Gravity, by the Mexican director Alfonso Cuarón is a brilliantly tense and involving account of two stricken astronauts; a howl in the wilderness that sucks the breath from your lungs. Sandra Bullock and George Clooney star as Stone and Kowalsky, the skittish newcomer and the wily old pro, who find themselves battered by the drifting debris from a Russian satellite. Their shuttle is holed and useless, its interior full of floating corpses, and Houston steadfastly refuses to copy. Stone and Kowalsky's only hope is make their way across the void to the international space station and possible salvation. But they're lost in the desert, wafting in orbit; each spinning and turning as they grope despairingly for the hand of a friend.

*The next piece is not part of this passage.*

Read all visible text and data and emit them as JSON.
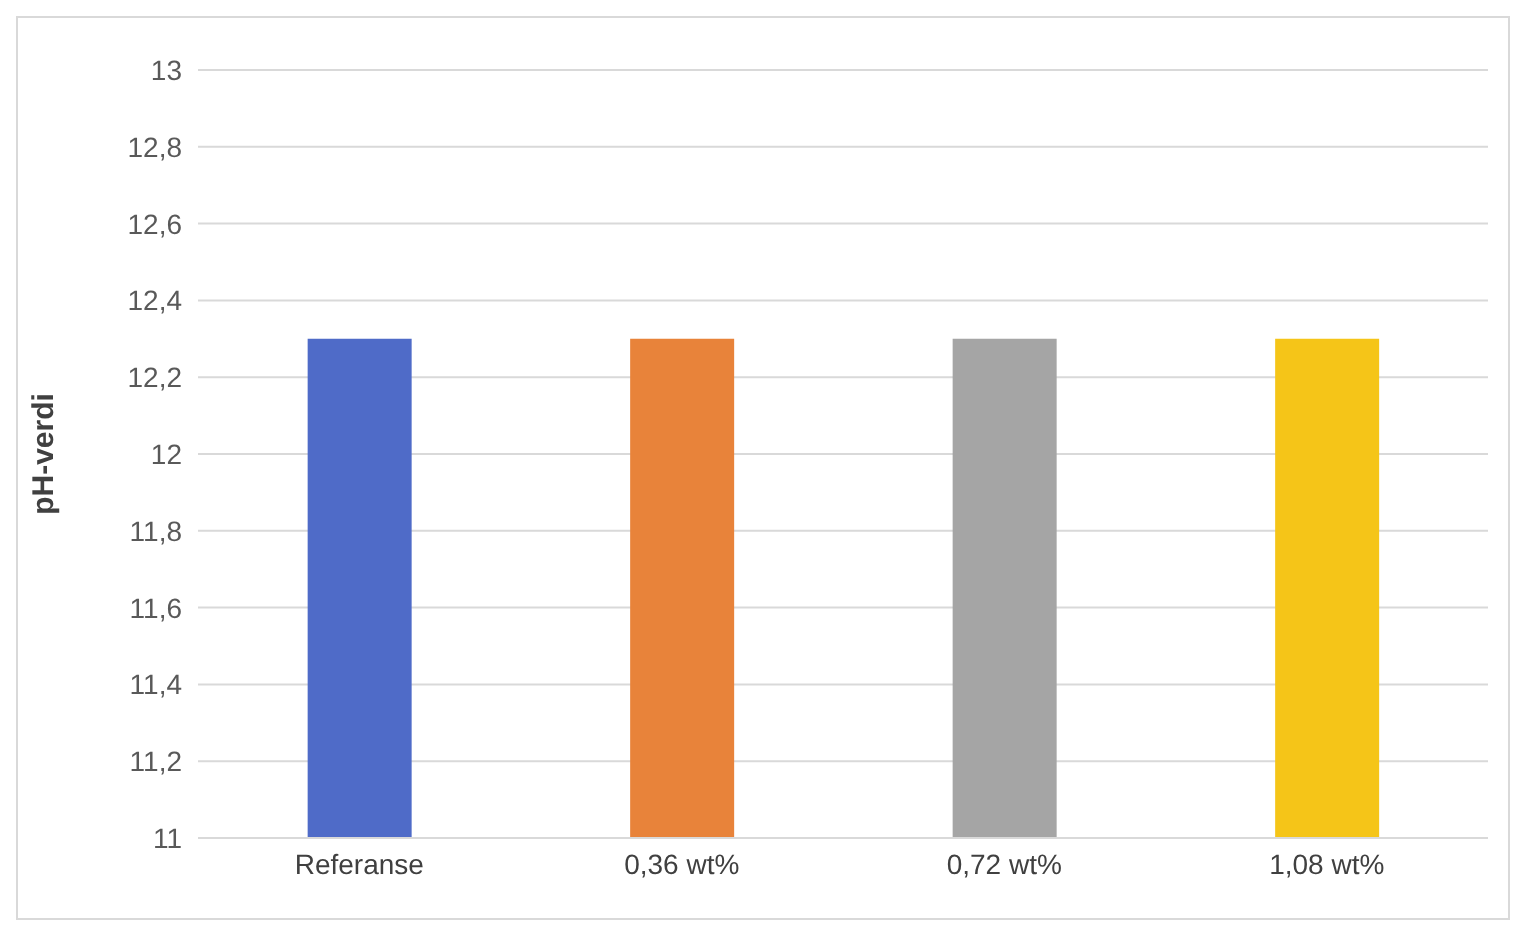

It could be claimed that Cuarón has thrown a similar lifeline to the Venice film festival, which last year got off to a stuttering start courtesy of Mira Nair's well-meaning yet half-baked The Reluctant Fundamentalist. Gravity provides an altogether more assured curtain-raiser. It comes blowing in from the ether like some weightless black nightmare, hanging planet Earth at crazy angles behind the action. Like Tarkovsky's Solaris (later remade by Clooney and director Steven Soderbergh), the film thrums with an ongoing existential dread. And yet, tellingly, Cuaron's film contains a top-note of compassion that strays at times towards outright sentimentality. Stone, we learn, is haunted by the death of her infant daughter. She has scant seconds to decide whether she wants to live or die.